We have been taking our analyses one step at a time and plotting them. This is useful for learning, but slightly annoying in practice. Below I’ve aggregated how you would actually run analyses in practice so you can refer to it later.

# data load
toy_edgelist = read.csv("https://raw.githubusercontent.com/Intro-to-Data-Science-Template/intro_to_data_science_reader/main/content/class_worksheets/35_networks/data/edgelist.csv", header = TRUE, stringsAsFactors = FALSE)
toy_attributes = read.csv("https://raw.githubusercontent.com/Intro-to-Data-Science-Template/intro_to_data_science_reader/main/content/class_worksheets/35_networks/data/attributes.csv", header = TRUE, stringsAsFactors = FALSE)

# make a network

## make network!
toy_network_total = network(toy_edgelist, directed = FALSE)

## sort your attributes frame to match the network. Super important!
toy_attributes = toy_attributes[match(toy_attributes$id, toy_network_total%v%"vertex.names"), ]

# largest component

## find what nodes are part of the largest component
toy_network_total%v%"lc" = component.largest(toy_network_total)
## delete those nodes that are not
### in the network
toy_network_total = delete.vertices(toy_network_total, which(toy_network_total%v%"lc" == FALSE))
### in our dataframes
toy_attributes = toy_attributes[toy_attributes$id %in% as.character(toy_network_total%v%"vertex.names"),]
toy_edgelist = toy_edgelist[which(toy_edgelist$to %in% toy_attributes$id | toy_edgelist$from %in% toy_attributes$id),]

# generate measures

## degree
toy_network_total%v%"degree" = degree(toy_network_total)
## mean geodesic
toy_network_total%v%"mean_distance" = (colSums(geodist(toy_network_total)$gdist)) / (nrow(as.sociomatrix(toy_network_total)) - 1)
## normalized betweenness
toy_network_total%v%"norm_betweenness" = betweenness(dat = toy_network_total, gmode = "graph", rescale = TRUE, cmode = "undirected")
## eigenvector
toy_network_total%v%"evc" = evcent(toy_network_total, gmode = "graph", rescale = TRUE)

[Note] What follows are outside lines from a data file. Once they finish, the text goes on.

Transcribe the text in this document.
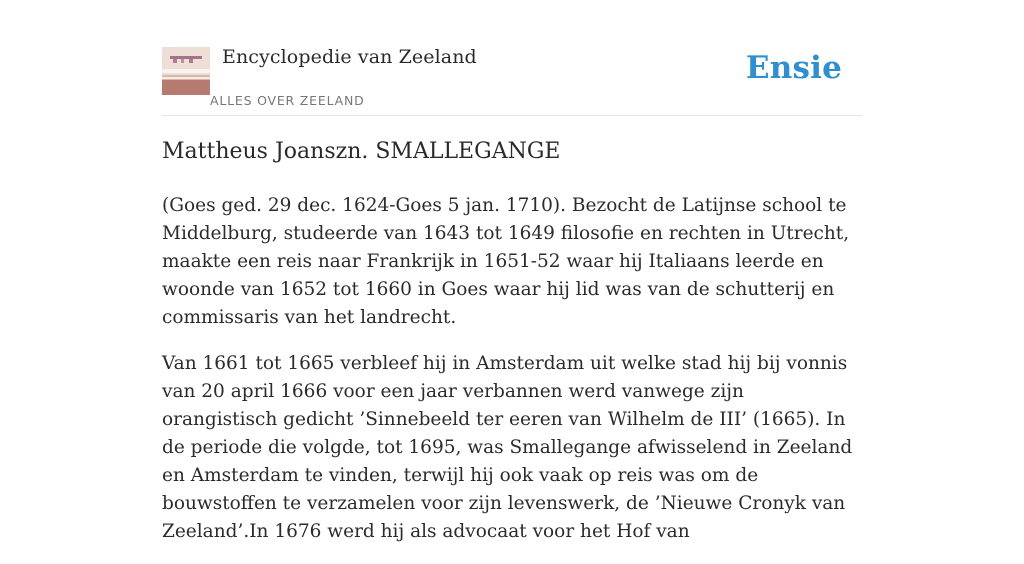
Encyclopedie van Zeeland
ALLES OVER ZEELAND
Ensie
Mattheus Joanszn. SMALLEGANGE

(Goes ged. 29 dec. 1624-Goes 5 jan. 1710). Bezocht de Latijnse school te Middelburg, studeerde van 1643 tot 1649 filosofie en rechten in Utrecht, maakte een reis naar Frankrijk in 1651-52 waar hij Italiaans leerde en woonde van 1652 tot 1660 in Goes waar hij lid was van de schutterij en commissaris van het landrecht.

Van 1661 tot 1665 verbleef hij in Amsterdam uit welke stad hij bij vonnis van 20 april 1666 voor een jaar verbannen werd vanwege zijn orangistisch gedicht ’Sinnebeeld ter eeren van Wilhelm de III’ (1665). In de periode die volgde, tot 1695, was Smallegange afwisselend in Zeeland en Amsterdam te vinden, terwijl hij ook vaak op reis was om de bouwstoffen te verzamelen voor zijn levenswerk, de ’Nieuwe Cronyk van Zeeland’.In 1676 werd hij als advocaat voor het Hof van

# add back to attributes dataframe

## degree
toy_attributes$degree = toy_network_total%v%"degree"
## mean geodesic
toy_attributes$mean_distance = toy_network_total%v%"mean_distance"
## normalized betweenness
toy_attributes$norm_betweenness = toy_network_total%v%"norm_betweenness"
## eigenvector
toy_attributes$evc = toy_network_total%v%"evc"

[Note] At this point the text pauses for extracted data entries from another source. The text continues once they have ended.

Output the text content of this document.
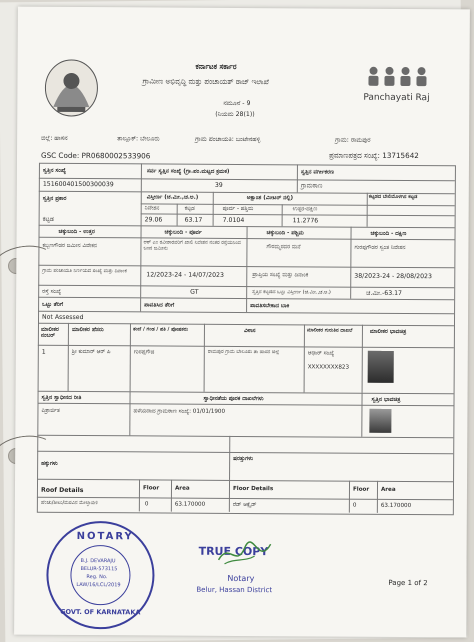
ಕರ್ನಾಟಕ ಸರ್ಕಾರ
ಗ್ರಾಮೀಣ ಅಭಿವೃದ್ಧಿ ಮತ್ತು ಪಂಚಾಯತ್ ರಾಜ್ ಇಲಾಖೆ
ನಮೂನೆ - 9
(ನಿಯಮ 28(1))
Panchayati Raj
ಜಿಲ್ಲೆ: ಹಾಸನ	ತಾಲ್ಲೂಕ್: ಬೇಲೂರು	ಗ್ರಾಮ ಪಂಚಾಯತಿ: ಬಂಟೇನಹಳ್ಳಿ	ಗ್ರಾಮ: ರಾಮಪುರ
GSC Code: PR0680002533906	ಪ್ರಮಾಣಪತ್ರದ ಸಂಖ್ಯೆ: 13715642
ಸ್ವತ್ತಿನ ಸಂಖ್ಯೆ	ಸರ್ವ ಸ್ವತ್ತಿನ ಸಂಖ್ಯೆ (ಗ್ರಾ.ಪಂ.ಮಟ್ಟದ ಕ್ರಮಕ)	ಸ್ವತ್ತಿನ ವರ್ಗೀಕರಣ
151600401500300039	39	ಗ್ರಾಮಠಾಣ
ಸ್ವತ್ತಿನ ಪ್ರಕಾರ	ವಿಸ್ತೀರ್ಣ (ಚ.ಮೀ.,ಚ.ಅ.)	ಅಕ್ಷಾಂಶ (ಮೀಟರ್ ನಲ್ಲಿ)	ಕಟ್ಟಡದ ಬೇಲಿಯೊಳಗಿನ ಕಟ್ಟಡ
ನಿವೇಶನ	ಕಟ್ಟಡ	ಪೂರ್ವ - ಪಶ್ಚಿಮ	ಉತ್ತರ-ದಕ್ಷಿಣ
ಕಟ್ಟಡ	29.06	63.17	7.0104	11.2776
ಚಕ್ಕುಬಂದಿ - ಉತ್ತರ	ಚಕ್ಕುಬಂದಿ - ಪೂರ್ವ	ಚಕ್ಕುಬಂದಿ - ಪಶ್ಚಿಮ	ಚಕ್ಕುಬಂದಿ - ದಕ್ಷಿಣ
ಕಬ್ಬಣಗೌಡರ ಜಮೀನ ವಿವೇಕನ	ಆರ್ ಎಂ ರವೀಶಾರವರಿಗೆ ಖಾಲಿ ನಿವೇಶನ ನಂತರ ರಸ್ತೆಯನಿಂದ ಬಂದ ಜಮೀನು	ಗೌರಮ್ಮರವರ ಮನೆ	ಗುರಪ್ಪಗೌಡರ ಸ್ವಂತ ನಿವೇಶನ
ಗ್ರಾಮ ಪಂಚಾಯತಿ ನಿರ್ಣಯದ ಸಂಖ್ಯೆ ಮತ್ತು ದಿನಾಂಕ
12/2023-24 - 14/07/2023	ಪ್ರಾಪ್ತಿಯ ಸಂಖ್ಯೆ ಮತ್ತು ದಿನಾಂಕ	38/2023-24 - 28/08/2023
ರಸ್ತೆ ಸಂಖ್ಯೆ	GT	ಸ್ವತ್ತಿನ ಕಟ್ಟಡದ ಒಟ್ಟು ವಿಸ್ತೀರ್ಣ (ಚ.ಮೀ.,ಚ.ಅ.)	ಚ.ಮೀ.-63.17
ಒಟ್ಟು ತೆರಿಗೆ	ಪಾವತಿಸಿದ ತೆರಿಗೆ	ಪಾವತಿಸಬೇಕಾದ ಬಾಕಿ
Not Assessed
ಮಾಲೀಕರ ನಂಬರ್
ಮಾಲೀಕರ ಹೆಸರು	ತಂದೆ / ಗಂಡ / ಪತಿ / ಪೋಷಕರು	ವಿಳಾಸ	ಮಾಲೀಕರ ಗುರುತಿನ ದಾಖಲೆ	ಮಾಲೀಕರ ಭಾವಚಿತ್ರ
1	ಶ್ರೀ ಕುಮಾರ್ ಆರ್ ಪಿ	ಗುರಪ್ಪಗೌಡ	ರಾಮಪುರ ಗ್ರಾಮ ಬೇಲೂರು ತಾ ಹಾಸನ ಜಿಲ್ಲೆ	ಆಧಾರ್ ಸಂಖ್ಯೆ
XXXXXXXX823
ಸ್ವತ್ತಿನ ಸ್ವಾಧೀನದ ರೀತಿ	ಸ್ವಾಧೀನತೆಯ ಪೂರಕ ದಾಖಲೆಗಳು	ಸ್ವತ್ತಿನ ಭಾವಚಿತ್ರ
ಪಿತ್ರಾರ್ಜಿತ	ಹಳೆಯದಾದ ಗ್ರಾಮಠಾಣ ಸಂಖ್ಯೆ: 01/01/1900
ಹಕ್ಕುಗಳು
ಷರತ್ತುಗಳು
Roof Details	Floor	Area	Floor Details	Floor Area
ಹೆಂಚು/ಶೀಟು/ಮರವಿನ ಮೇಲ್ಛಾವಣಿ	0	63.170000	ರೆಡ್ ಆಕ್ಸೈಡ್	0	63.170000
NOTARY
B.J. DEVARAJU
BELUR-573115
Reg. No.
LAW/16/LCL/2019
GOVT. OF KARNATAKA
TRUE COPY
Notary
Belur, Hassan District
Page 1 of 2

Finally, we can then look at the network measures for our nodes. This dataframe can be used for plotting or further analyses.

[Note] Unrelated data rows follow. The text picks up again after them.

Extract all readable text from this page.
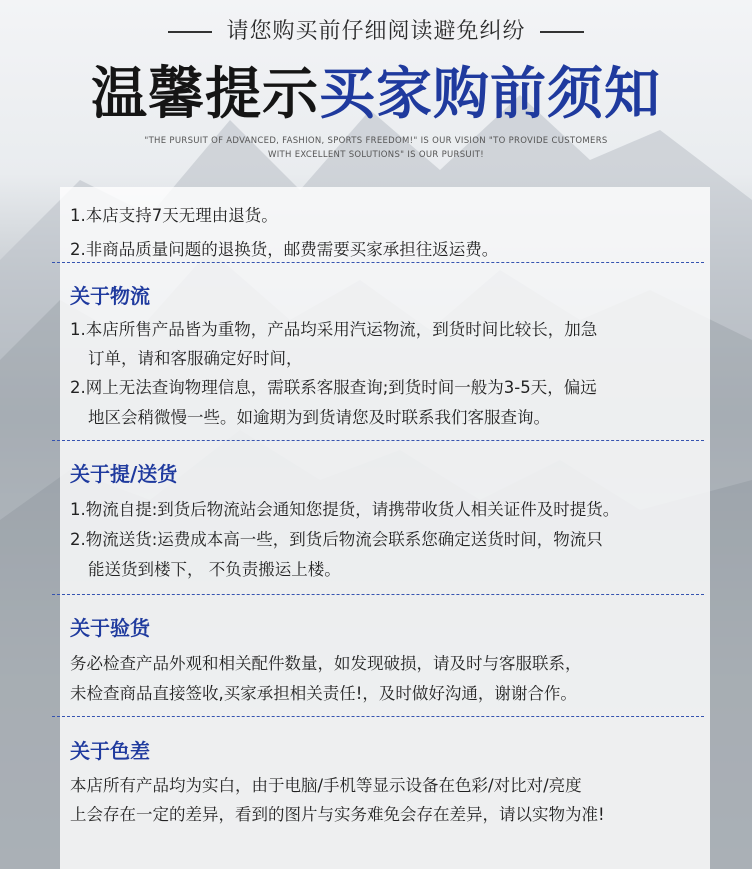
请您购买前仔细阅读避免纠纷
温馨提示买家购前须知
"THE PURSUIT OF ADVANCED, FASHION, SPORTS FREEDOM!" IS OUR VISION "TO PROVIDE CUSTOMERS
WITH EXCELLENT SOLUTIONS" IS OUR PURSUIT!
1.本店支持7天无理由退货。
2.非商品质量问题的退换货，邮费需要买家承担往返运费。
关于物流
1.本店所售产品皆为重物，产品均采用汽运物流，到货时间比较长，加急
订单，请和客服确定好时间，
2.网上无法查询物理信息，需联系客服查询;到货时间一般为3-5天，偏远
地区会稍微慢一些。如逾期为到货请您及时联系我们客服查询。
关于提/送货
1.物流自提:到货后物流站会通知您提货，请携带收货人相关证件及时提货。
2.物流送货:运费成本高一些，到货后物流会联系您确定送货时间，物流只
能送货到楼下， 不负责搬运上楼。
关于验货
务必检查产品外观和相关配件数量，如发现破损，请及时与客服联系，
未检查商品直接签收,买家承担相关责任!，及时做好沟通，谢谢合作。
关于色差
本店所有产品均为实白，由于电脑/手机等显示设备在色彩/对比对/亮度
上会存在一定的差异，看到的图片与实务难免会存在差异，请以实物为准!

knitr::kable(head(toy_attributes))
idcolornerddegreemean_distancenorm_betweennessevc
6ThorYellowFALSE62.80.15596330.0724638
10CatraGreenTRUE62.80.15596330.0724638
12My MelodyGreenTRUE82.00.30275230.1449275
29semiintellectual noctuleNANA23.70.00000000.0507246
30obsessive arrowcrabNANA23.70.00000000.0507246
31anticlimactic iridescentsharkNANA42.30.19266060.1521739

Network Tools

There are several ways to interact with network data in R. Thus far we have been using a combination of statnet for analysis and visNetwork for visualization. Here we’ll gloss over some other tools and what they are used for. Rather than a comprehensive tutorial, this section is just meant to introduce you to what tools are out there so you can investigate them further if you have a need fro them.

Network Models

statnet

statnet is one of the two largest network packages in R. It allows you to create network objects and generate the network measures we’ve been looking at this far. statnet’s claim to fame however is it’s ability to run network simulations, called exponential random graph models (ERGMs). These models allow you to keep some aspect of a network constant and generate random networks that fit your specifications. This can help you highlight one structural aspect of a network and prove that, all else being random, it is important. Learn more on the statnet website.

igraph

igraph is the other big network package in R. It has more network measures than statnet, but less robust simulation capabilities. While the same network concepts you’ve learned with statnet will help you understand all networks, the code syntax for igraph is different, so you can’t use the two tools interchangeably. Notably, some functions are named the same in statnet and igraph, so it is advised not to load both at the same time. Learn more on the igraph website.

intergraph

intergraph is a utility package in R to convert between statnet and igraph network objects. This means you can prepare your data in your package of choice, then convert your network and use what tools you need from the other package.

tidygraph

tidygraph is a relatively new tool in R, built to use tidyverse syntax. It can do many of the same basic network analyses of the two older packages, but lacks the variety of igraph or the simulation capability of statnet. Learn more on the tidygraph website.

Network Visualization

Built-in

While we avoided it today, all network packages have built in visualization capabilities that can look nice if you work on it. The advantage of these is that you can use the network objects themselves to pull attributes from the networks for your plots (e.g. pull degree centrality for node size).

visNetwork

visNetwork can make some nice interactive network visualizations with relatively simple code. This is great for learning and for exploring networks interactively. However, it does have significant downsides. For one, you have to keep separate dataframes for your edges and attributes as it cannon run directly on network objects. Most importantly it cannot produce static network images! You will most likely need more static plots than interactive ones. If you can only dig deeply into one tool, this one may not be the best to specialize in.

ggraph

ggraph uses ggplot syntax to plot networks. There are several packages that do this in various stages of development. To my understanding, ggraph is the most recent incarnation still under active development. Learn more of the ggraph website.


References


  1. Wasserman, S., & Faust, K. (1994). Social network analysis: Methods and applications. Cambridge University Press. ↩︎

  2. Kadushin, C. (2012). Understanding Social Networks: Theories, Concepts, and Findings. Oxford University Press. ↩︎